Nearest-Neighbours, Voronoi Diagrams, and Finding your nearest SQL Server Usergroup

As somebody interested in all things spatial, I was delighted that the community corner at SQLBits8 featured an interactive mapping application. Many people commented on how much work had obviously gone into the user interface: the ability to add “pushpins” was particularly realistic, and the base dataset, despite being centred on the UK, was designed to be modular and extendable – with users adding in further layers for Italy, Germany, Holland, Sweden, Norway, Denmark, Austria and Australia.

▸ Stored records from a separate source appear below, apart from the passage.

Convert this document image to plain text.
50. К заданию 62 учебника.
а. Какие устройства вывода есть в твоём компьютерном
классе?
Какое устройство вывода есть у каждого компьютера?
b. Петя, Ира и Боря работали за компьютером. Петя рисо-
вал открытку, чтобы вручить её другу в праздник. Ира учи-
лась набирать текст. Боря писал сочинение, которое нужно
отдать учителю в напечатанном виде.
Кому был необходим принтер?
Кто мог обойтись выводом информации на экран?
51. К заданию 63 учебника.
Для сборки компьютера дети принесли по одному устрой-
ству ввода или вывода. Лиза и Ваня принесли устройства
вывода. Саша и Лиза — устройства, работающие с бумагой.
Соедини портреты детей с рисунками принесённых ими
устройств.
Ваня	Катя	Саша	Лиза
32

If you’re wondering, the application front-end interface in question looked like this:  (red pins are usergroup locations, blue pins are attendees)

image

The purpose of the map was obviously both to visualise the geographic distribution of attendees coming to SQLBits, as well as to show people the location of their closest usergroup. Seeing as this was a SQL Server conference, it gave me an idea on how you could analyse this information with SQL Server spatial…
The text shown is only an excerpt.